Près d'une demi-heure s'écoule avant que l'officier ne revienne et ne me fasse signe de le suivre à l'intérieur. Le castel constitue un village à part entière, doté de ses propres artisans qui s'activent dans leurs ateliers pour fournir tout le nécessaire aux habitants du lieu. Forgeron, boulanger, charpentiers, tanneurs et maçons se côtoient à l'intérieur des murs, encombrés par les habituels animaux de basse-cour qui se faufilent partout en quête de pitance. Cochons, volailles et chiens, principalement, qui s'écartent prudemment de mon fauve lorsqu'ils l'aperçoivent. L'officier me conduit au donjon principal, puissante tour carrée et rébarbative, et me fait entrer dans la salle de garde du rez-de chaussée où se pressent soldats et serviteurs affairés ou en train de se détendre. Un escalier de pierre s'élève vers les étages supérieurs en longeant les murs, deux soldats en défendent l'accès et, alors que j'arrive près d'eux en compagnie du gradé, ce dernier se tourne vers moi et précise:
"Vous ne pouvez voir le Duc ainsi armé, messire. Votre bête restera également ici, veuillez donc nous remettre vos armes et attacher votre fauve à l'un de ces anneaux."
Il me désigne une série d'anneaux de fer scellés dans les murs près de l'escalier, mais je secoue négativement la tête en lui répondant:
"Je n'attacherai pas mon compagnon, officier. Ce n'est pas un chien servile mais un prince, libre et fier. Il restera ici et veillera sur mes armes puisque vous le souhaitez, mais celui qui l'enchaînera n'est pas encore né."
L'officier hausse les épaules et fait signe à deux gardes de s'approcher pour surveiller Sinwaë avant de me répondre:
"Comme vous voulez, mais faites en sorte qu'il se tienne tranquille, cela vaudra mieux. Vos armes, guerrier."

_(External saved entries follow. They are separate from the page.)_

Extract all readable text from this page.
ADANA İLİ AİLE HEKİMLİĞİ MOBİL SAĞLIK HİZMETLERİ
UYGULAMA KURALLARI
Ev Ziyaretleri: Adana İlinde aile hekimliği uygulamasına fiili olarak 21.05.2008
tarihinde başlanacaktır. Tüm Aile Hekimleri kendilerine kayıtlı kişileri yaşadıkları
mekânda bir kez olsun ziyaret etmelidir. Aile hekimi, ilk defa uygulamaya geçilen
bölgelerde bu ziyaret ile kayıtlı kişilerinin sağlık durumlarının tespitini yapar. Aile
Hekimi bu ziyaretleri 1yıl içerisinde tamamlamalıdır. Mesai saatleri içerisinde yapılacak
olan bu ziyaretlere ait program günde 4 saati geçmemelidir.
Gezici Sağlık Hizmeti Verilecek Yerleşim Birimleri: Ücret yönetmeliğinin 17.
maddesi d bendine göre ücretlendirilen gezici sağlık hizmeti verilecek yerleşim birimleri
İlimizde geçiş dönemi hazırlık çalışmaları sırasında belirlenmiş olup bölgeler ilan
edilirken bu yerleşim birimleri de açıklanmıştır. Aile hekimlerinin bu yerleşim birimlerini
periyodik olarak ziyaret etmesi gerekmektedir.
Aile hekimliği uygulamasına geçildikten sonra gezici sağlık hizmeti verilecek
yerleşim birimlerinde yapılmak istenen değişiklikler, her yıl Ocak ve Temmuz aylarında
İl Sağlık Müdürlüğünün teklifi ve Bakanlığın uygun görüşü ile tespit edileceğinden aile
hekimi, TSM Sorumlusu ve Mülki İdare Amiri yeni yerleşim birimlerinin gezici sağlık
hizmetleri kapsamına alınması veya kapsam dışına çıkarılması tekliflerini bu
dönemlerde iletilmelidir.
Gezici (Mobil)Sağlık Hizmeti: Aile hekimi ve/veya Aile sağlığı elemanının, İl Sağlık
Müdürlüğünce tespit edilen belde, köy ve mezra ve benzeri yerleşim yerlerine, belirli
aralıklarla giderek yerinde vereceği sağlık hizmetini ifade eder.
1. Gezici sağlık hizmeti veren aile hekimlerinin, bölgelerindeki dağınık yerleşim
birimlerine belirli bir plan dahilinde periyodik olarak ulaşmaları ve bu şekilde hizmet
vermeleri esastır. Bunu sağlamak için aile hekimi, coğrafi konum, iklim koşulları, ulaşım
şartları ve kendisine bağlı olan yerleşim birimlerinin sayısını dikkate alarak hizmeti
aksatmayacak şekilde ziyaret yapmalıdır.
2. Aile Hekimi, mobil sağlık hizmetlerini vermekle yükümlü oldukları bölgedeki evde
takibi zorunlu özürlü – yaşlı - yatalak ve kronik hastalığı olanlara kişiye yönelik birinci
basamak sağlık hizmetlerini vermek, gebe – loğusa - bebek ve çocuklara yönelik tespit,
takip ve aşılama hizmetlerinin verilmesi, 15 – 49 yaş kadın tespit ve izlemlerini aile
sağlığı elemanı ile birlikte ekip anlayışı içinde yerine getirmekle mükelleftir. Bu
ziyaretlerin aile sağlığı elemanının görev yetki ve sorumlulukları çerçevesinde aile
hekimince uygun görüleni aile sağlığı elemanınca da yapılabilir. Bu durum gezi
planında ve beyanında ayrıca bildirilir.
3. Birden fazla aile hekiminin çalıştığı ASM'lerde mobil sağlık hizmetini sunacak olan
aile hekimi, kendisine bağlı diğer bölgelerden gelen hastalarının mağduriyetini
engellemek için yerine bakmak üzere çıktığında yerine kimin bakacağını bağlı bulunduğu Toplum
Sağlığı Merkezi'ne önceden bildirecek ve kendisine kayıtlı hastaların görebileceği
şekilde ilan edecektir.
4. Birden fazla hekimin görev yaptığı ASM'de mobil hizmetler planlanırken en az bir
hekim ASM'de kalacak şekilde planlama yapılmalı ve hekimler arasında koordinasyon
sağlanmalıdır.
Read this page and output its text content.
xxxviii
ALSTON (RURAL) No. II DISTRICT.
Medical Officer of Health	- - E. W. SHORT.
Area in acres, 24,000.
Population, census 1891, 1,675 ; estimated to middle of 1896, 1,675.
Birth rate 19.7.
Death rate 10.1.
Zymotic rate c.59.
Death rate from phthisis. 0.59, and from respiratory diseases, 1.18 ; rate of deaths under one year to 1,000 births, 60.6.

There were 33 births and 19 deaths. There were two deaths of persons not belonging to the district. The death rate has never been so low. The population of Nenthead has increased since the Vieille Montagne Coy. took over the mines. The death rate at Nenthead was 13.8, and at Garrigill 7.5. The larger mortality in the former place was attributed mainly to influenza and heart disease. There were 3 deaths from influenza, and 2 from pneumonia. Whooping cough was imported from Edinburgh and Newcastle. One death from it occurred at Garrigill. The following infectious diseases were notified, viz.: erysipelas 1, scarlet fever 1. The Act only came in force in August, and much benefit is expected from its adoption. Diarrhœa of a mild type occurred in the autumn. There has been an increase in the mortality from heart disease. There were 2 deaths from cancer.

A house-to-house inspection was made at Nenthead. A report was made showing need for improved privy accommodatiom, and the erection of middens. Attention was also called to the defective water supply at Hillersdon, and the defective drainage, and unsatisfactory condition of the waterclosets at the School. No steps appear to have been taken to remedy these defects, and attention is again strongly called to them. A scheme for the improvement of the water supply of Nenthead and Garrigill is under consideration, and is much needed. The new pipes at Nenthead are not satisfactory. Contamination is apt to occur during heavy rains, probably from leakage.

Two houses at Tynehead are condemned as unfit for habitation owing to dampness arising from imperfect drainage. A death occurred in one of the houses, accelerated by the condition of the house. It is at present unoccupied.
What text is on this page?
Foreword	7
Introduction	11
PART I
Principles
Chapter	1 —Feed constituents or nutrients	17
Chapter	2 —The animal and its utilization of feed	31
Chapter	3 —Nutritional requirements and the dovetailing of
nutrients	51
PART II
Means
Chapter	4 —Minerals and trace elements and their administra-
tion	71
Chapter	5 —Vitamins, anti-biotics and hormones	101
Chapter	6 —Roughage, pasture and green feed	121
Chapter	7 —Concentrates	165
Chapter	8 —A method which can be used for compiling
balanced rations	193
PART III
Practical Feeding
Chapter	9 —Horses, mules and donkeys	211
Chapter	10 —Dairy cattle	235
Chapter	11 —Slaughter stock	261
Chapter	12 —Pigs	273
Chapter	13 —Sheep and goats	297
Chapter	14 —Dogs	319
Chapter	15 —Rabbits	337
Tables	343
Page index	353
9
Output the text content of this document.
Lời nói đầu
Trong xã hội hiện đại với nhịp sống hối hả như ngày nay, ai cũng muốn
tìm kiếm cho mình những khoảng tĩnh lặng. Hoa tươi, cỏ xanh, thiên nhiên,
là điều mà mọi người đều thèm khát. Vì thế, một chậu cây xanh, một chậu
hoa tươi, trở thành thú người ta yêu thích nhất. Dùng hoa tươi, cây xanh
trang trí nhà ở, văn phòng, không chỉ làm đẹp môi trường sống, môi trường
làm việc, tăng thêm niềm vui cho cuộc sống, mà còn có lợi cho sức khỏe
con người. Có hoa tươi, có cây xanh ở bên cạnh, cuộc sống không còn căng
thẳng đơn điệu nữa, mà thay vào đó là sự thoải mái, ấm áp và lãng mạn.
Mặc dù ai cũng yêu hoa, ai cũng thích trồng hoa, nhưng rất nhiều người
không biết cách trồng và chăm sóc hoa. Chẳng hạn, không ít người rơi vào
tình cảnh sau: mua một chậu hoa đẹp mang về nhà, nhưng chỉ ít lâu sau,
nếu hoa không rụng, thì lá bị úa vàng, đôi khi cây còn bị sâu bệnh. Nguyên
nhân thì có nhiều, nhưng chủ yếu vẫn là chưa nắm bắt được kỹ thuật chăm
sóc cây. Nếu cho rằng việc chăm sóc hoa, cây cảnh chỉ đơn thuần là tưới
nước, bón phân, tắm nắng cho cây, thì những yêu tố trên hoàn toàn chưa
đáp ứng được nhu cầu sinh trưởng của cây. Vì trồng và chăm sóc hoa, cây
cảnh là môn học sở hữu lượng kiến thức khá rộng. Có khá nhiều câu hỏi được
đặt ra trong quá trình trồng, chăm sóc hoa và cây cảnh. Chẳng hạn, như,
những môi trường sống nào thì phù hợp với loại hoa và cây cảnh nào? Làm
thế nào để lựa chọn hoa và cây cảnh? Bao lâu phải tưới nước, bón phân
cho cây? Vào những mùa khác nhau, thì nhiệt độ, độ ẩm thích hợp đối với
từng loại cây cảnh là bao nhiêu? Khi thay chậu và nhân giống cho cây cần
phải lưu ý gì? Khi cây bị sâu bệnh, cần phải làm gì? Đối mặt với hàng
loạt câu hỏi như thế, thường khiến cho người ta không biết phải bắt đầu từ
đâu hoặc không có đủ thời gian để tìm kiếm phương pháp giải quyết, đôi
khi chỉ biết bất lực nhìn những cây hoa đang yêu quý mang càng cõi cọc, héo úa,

L'homme m'observe me défaire de mon équipement avec une certaine stupeur mêlée d'envie. Je dépose le tout, mes quatre lames, mon arc et mes flèches, mes fouets et ma dague, dans un recoin de la salle et m'efforce de faire comprendre à Sinwaë qu'il doit rester là où je lui ordonne et veiller sur mes affaires. Ce n'est pas une mince affaire, mon fauve est dévoré de curiosité et n'a qu'une envie: fouiner dans ce lieu inconnu et flairer tous ces êtres nouveaux pour lui. Je parviens finalement à le faire se coucher devant mes précieuses armes en lui offrant un gros os à ronger, prélevé dans les restes du dernier repas des gardes, et peux enfin suivre le gradé vers les étages supérieurs.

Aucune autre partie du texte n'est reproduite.